English-born Nicolas Roeg was a former film editor and cinematographer who had served his apprenticeship on David Lean's Lawrence of Arabia (1962) amongst other films, most notably as co-director of the 1970 Mick Jagger cult classic, Performance, immediately prior to Walkabout, his first project as a solo director.

The story concerns an ordinary suburbanite, identified only as “The Man”, played by John Meillon, who takes his two children, a 14 year old girl (played by English television child actress Jenny Agutter) and 6 year son (played by Roeg's own son) in order to kill them. He fails and suicides instead, leaving the children to fend for themselves in the strange environment. Before long they encounter an Aboriginal boy, played by David Gulpilil making his screen debut, who is undertaking a “walkabout” as part of his coming-of age initiation.
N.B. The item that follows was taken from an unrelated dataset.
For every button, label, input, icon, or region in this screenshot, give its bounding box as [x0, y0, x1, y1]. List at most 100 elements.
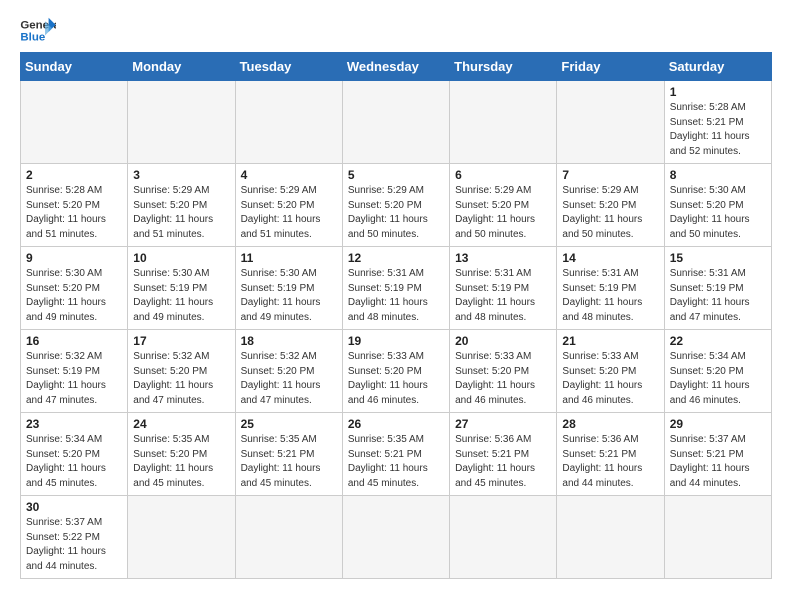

For a brief time they become companions as he leads them back to the safety of their own people although the encounter has unforgettable repercussions for both adolescents.

The script was by Edward Bond, an English playwright who had never even been to Australian and who derived it from a novel by James Vance Marshall but the main credit for the success of the film must go to Roeg who had some knowledge of Australia from being a camera operator on the 1960 British-made old school pastoral drama, The Sundowners. His evocation of the “strangeness” of the landscape which so alienated our English forbears and which separated them so definitively from the Aboriginal inhabitants, is brilliantly realized. Whilst much of this is achieved in purely visual terms, Jenny Agutter and David Gulpilil are both excellent in portraying the at-first tentative but disorienting and disturbing relationship between the two young people.

As with the Canadian Ted Kotcheff's screen adaptation of Wake In Fright which was released the same year, "outsiders" seem to be much better suited to confront what are essentially spiritual issues than we are ourselves, perhaps because Australian film-makers tend to be resolutely urban creatures and so see the landscape more distantly and romantically as would Peter Weir, the local director most inclined to such matters, with Picnic At Hanging Rock in 1975.

Forty years after its release Walkabout remains one of the finest films about the heart of Australia, and, in particular, the essentially European civilization that clings to its periphery.